Nadie en su sano juicio estaría bajo aquél árbol apartado, a la orilla del lago, un 30 de Diciembre. Pero Hermione Granger no era, al fin y al cabo, corriente. Llevaba quién sabe cuántas horas allí sentada, más no era un dato del que ella tuviera constancia, solo el hoyo de nieve en el que se encontraba enterrada atestiguaba que, cuando menos, extenso. En realidad, en esos momentos ella no sabía nada, y como si de un camaleón se tratara, su mente se había mimetizado con el paisaje: todo blancura, todo inmóvil.
Su respiración era lenta y regular, sus ojos apenas parpadeaban, y cuando así sucedía no era más que una lenta batida de pestañas. Tenía un libro enorme de cuero desgastado entre los brazos a modo de escudo, pero no lo leía. A decir verdad, cuando lo cogió de la biblioteca no tenía la más mínima intención de leerlo, solo quería un pretexto para que la dejaran sola, y ella bien sabía que Ron y Harry no tratarían ni de buscarla si había un libro no obligatorio de por medio. Por eso, escogió al azar el primer libro de la primera columna de la primera estantería, y por lo que yo alcanzo a ver, trata sobre Adivinación. Mejor imposible.
A estas alturas, seguramente se habrán dado cuenta de que no es Hermione la narradora, sino yo. Como explicarles sería muy extenso y, no se ofendan, no entenderían ni la mitad, abreviaré diciéndoles que soy el cielo, el aire, el agua y la roca que conforman el colegio, y que nada se me escapa dentro de sus terrenos; llámenme el alma de Hogwarts, si les complace. Aún así, mi papel en esta historia no es más que de observador y narrador, porque nada tuve yo que ver en los acontecimientos de los que fui espectador. Continuemos.

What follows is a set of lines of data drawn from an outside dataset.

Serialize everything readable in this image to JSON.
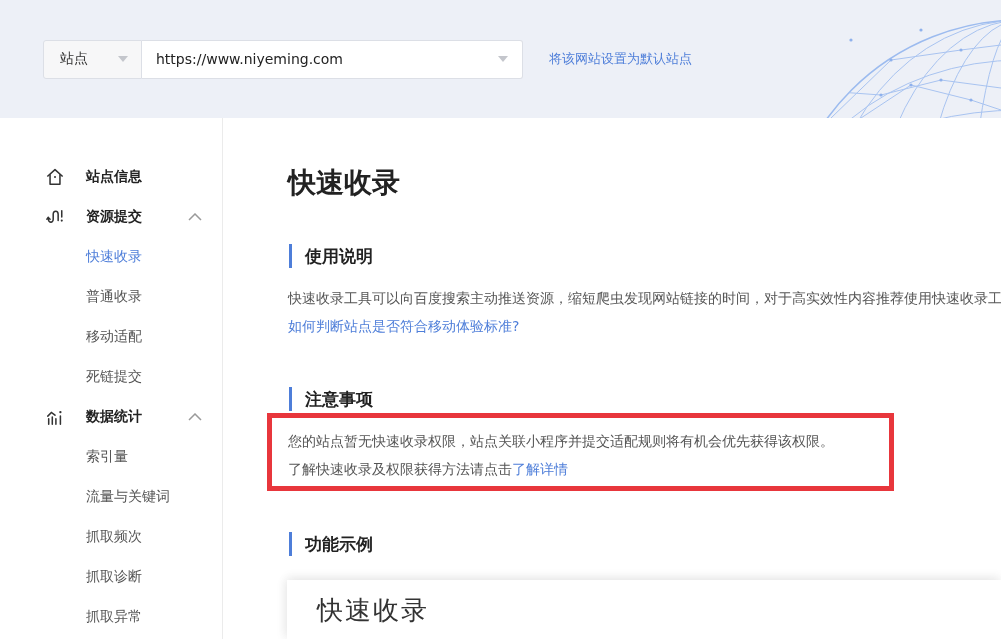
{
  "site_selector": {
    "type_label": "站点",
    "url": "https://www.niyeming.com"
  },
  "default_site_link": "将该网站设置为默认站点",
  "sidebar": {
    "items": [
      {
        "kind": "link",
        "label": "站点信息",
        "selected": false
      },
      {
        "kind": "group",
        "label": "资源提交",
        "selected": false,
        "expanded": true,
        "children": [
          {
            "label": "快速收录",
            "selected": true
          },
          {
            "label": "普通收录",
            "selected": false
          },
          {
            "label": "移动适配",
            "selected": false
          },
          {
            "label": "死链提交",
            "selected": false
          }
        ]
      },
      {
        "kind": "group",
        "label": "数据统计",
        "selected": false,
        "expanded": true,
        "children": [
          {
            "label": "索引量",
            "selected": false
          },
          {
            "label": "流量与关键词",
            "selected": false
          },
          {
            "label": "抓取频次",
            "selected": false
          },
          {
            "label": "抓取诊断",
            "selected": false
          },
          {
            "label": "抓取异常",
            "selected": false
          }
        ]
      }
    ]
  },
  "page_title": "快速收录",
  "sections": [
    {
      "kind": "text",
      "heading": "使用说明",
      "paragraph": "快速收录工具可以向百度搜索主动推送资源，缩短爬虫发现网站链接的时间，对于高实效性内容推荐使用快速收录工",
      "link": "如何判断站点是否符合移动体验标准?"
    },
    {
      "kind": "notice",
      "heading": "注意事项",
      "highlighted": true,
      "lines": [
        {
          "text": "您的站点暂无快速收录权限，站点关联小程序并提交适配规则将有机会优先获得该权限。"
        },
        {
          "text": "了解快速收录及权限获得方法请点击",
          "link": "了解详情"
        }
      ]
    },
    {
      "kind": "example",
      "heading": "功能示例",
      "preview_title": "快速收录"
    }
  ]
}
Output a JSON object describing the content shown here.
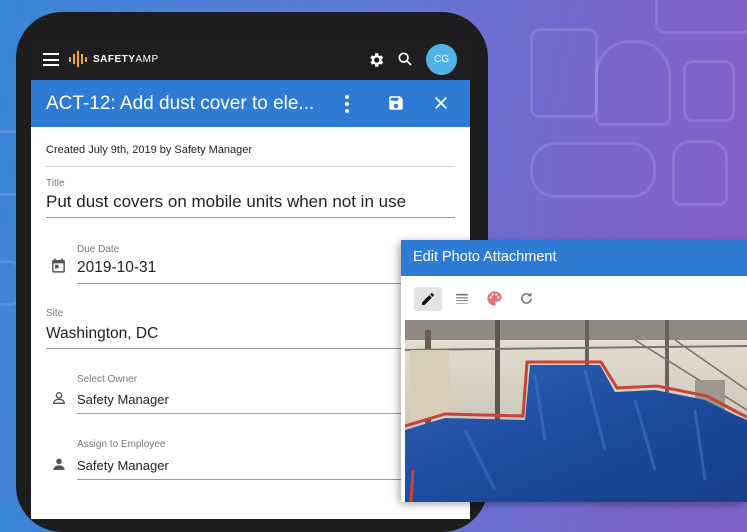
{
  "app": {
    "brand": {
      "bold": "SAFETY",
      "light": "AMP"
    },
    "avatar_initials": "CG"
  },
  "action": {
    "title": "ACT-12: Add dust cover to ele...",
    "created_text": "Created July 9th, 2019 by Safety Manager",
    "fields": {
      "title": {
        "label": "Title",
        "value": "Put dust covers on mobile units when not in use"
      },
      "due_date": {
        "label": "Due Date",
        "value": "2019-10-31"
      },
      "site": {
        "label": "Site",
        "value": "Washington, DC"
      },
      "owner": {
        "label": "Select Owner",
        "value": "Safety Manager"
      },
      "employee": {
        "label": "Assign to Employee",
        "value": "Safety Manager"
      }
    }
  },
  "photo_editor": {
    "title": "Edit Photo Attachment",
    "tools": [
      "pencil-icon",
      "line-weight-icon",
      "palette-icon",
      "redo-icon"
    ],
    "active_tool": "pencil-icon"
  },
  "colors": {
    "primary": "#2e7bd6",
    "topbar": "#1f1f21",
    "avatar": "#4fb3e8",
    "logo_accent": "#f5a623",
    "annotation_stroke": "#c8423a",
    "palette_tool": "#e57373"
  }
}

Me temo que Hermione no era la única valiente –o insensata- que albergara Hogwarts en esa tarde invernal. No muy lejos de ella, pero sí lo suficiente como para no hacerse visible, estaba Draco Malfoy con su espalda acomodada en una roca que casualmente le venía como anillo al dedo. Era su roca, y el lugar del colegio al que menos acudía, pero al que más aprecio guardaba. La había descubierto la segunda semana de clase cuando todavía era un niño de once años, y siempre se sorprendió de que, año tras año, talla tras talla, continuara siendo perfecta para su cuerpo.
Al contrario que Hermione, que temblaba aunque no se diera cuenta, el frío era a Draco el desierto al Sol. Odiaba el calor. No era casualidad que fuera un Slytherin.
No pasó mucho tiempo hasta que el Sol se puso por completo, y no quedó más que oscuridad. Fue Draco el primero en levantarse y mirar a su alrededor. No la vio, pero ahora que volvía a ser él y no una estatua en blanco, sintió algo. Unos pasos al frente y un Lumus la dejaron al descubierto. En cualquier otro momento, no hubiera dudado ni por un instante molestarla, pero irradiaba paz, con su pelo salvaje al viento, su cuerpo cubierto de nieve y los ojos, por fin, cerrados.
Muy en el fondo, su visión despertó algo en él: comprensión.